Freesteel Blog » First drop point results
First drop point results
Tuesday, February 13th, 2007 at 11:25 am
Beginning with the easiest, I’ve done cutter location against a set of points picked from a model. I’ve learnt my lesson and done it for the uncommon tapered cutters from the start, rather than going for the easier cylindrical type of cutter, and then having to fit this feature into the code later.
I’m also short of simple machining algorithms to test it on, so this is what it looks like when used by the const scallop routine. The complex shape of the toolsurface gives the algorithm such a good work-out it’s exposed a couple of glitches which I am determined to deal with before I carry on. Unfortunately it requires running in debug mode, which is rather slow. I need patience.
2 Comments
1. Neel D replies at 13th February 2007, 11:54 am :
Is this algorithm different from one you have mentioned in
http://www.freesteel.co.uk/wpblog/?p=59
2. Julian replies at 13th February 2007, 7:12 pm :
That’s exactly the one.
The reason it needs rewriting is that what we’re using is too slow, relative to the competitive software. The main way to speed it up is to reduce wasted calculation. The nature of the
cl(S) = max(cl(tr) | tr in S)
function is that if I was able to choose just the right triangle trm in S, then cl(S) would equal cl(trm). The calculation on all other triangles apart from trm are wasted.

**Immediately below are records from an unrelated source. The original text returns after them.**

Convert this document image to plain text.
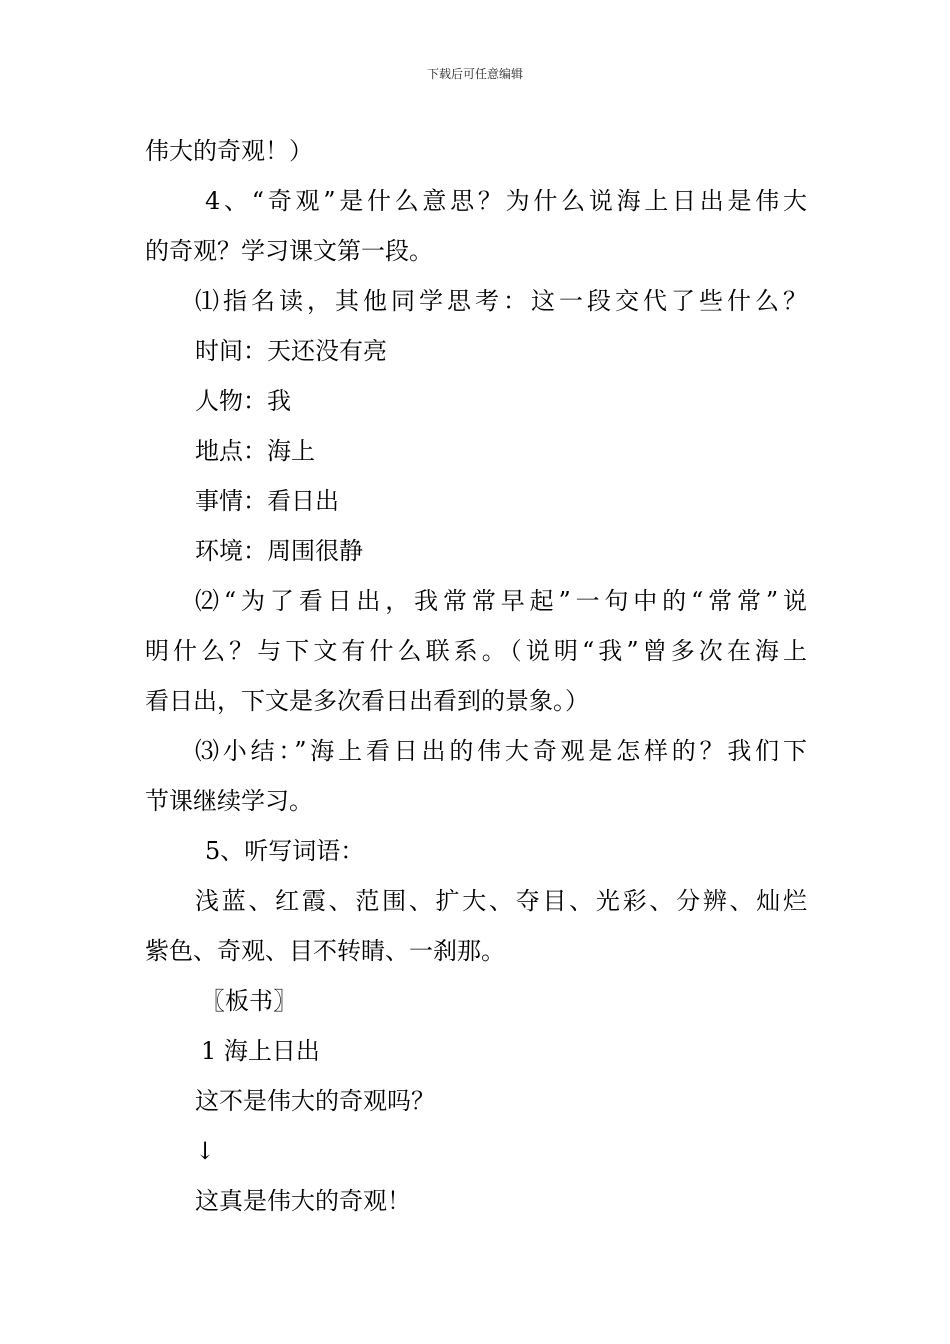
下载后可任意编辑
伟大的奇观！）
4、“奇观”是什么意思？为什么说海上日出是伟大
的奇观？学习课文第一段。
⑴指名读，其他同学思考：这一段交代了些什么？
时间：天还没有亮
人物：我
地点：海上
事情：看日出
环境：周围很静
⑵“为了看日出，我常常早起”一句中的“常常”说
明什么？与下文有什么联系。（说明“我”曾多次在海上
看日出，下文是多次看日出看到的景象。）
⑶小结：”海上看日出的伟大奇观是怎样的？我们下
节课继续学习。
5、听写词语：
浅蓝、红霞、范围、扩大、夺目、光彩、分辨、灿烂
紫色、奇观、目不转睛、一刹那。
〖板书〗
1 海上日出
这不是伟大的奇观吗？
↓
这真是伟大的奇观！
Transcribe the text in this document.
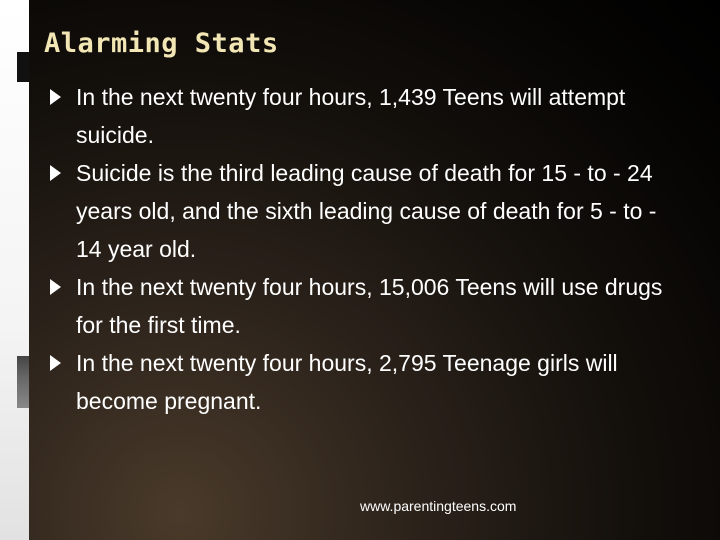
Alarming Stats
In the next twenty four hours, 1,439 Teens will attempt suicide.
Suicide is the third leading cause of death for 15 - to - 24 years old, and the sixth leading cause of death for 5 - to - 14 year old.
In the next twenty four hours, 15,006 Teens will use drugs for the first time.
In the next twenty four hours, 2,795 Teenage girls will become pregnant.
www.parentingteens.com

Unfortunately, an algorithm to choose just the right triangle might wind up taking as long as the full calculation. But we might do well with a reduced subset S’ of S where cl(S) = cl(S’).
The obvious first candidate for S’ is just the set of triangles which overlap the circular outline of the cutter. This is what’s being used at the moment. But it’s got to be made a lot more sophisticated to be competitive.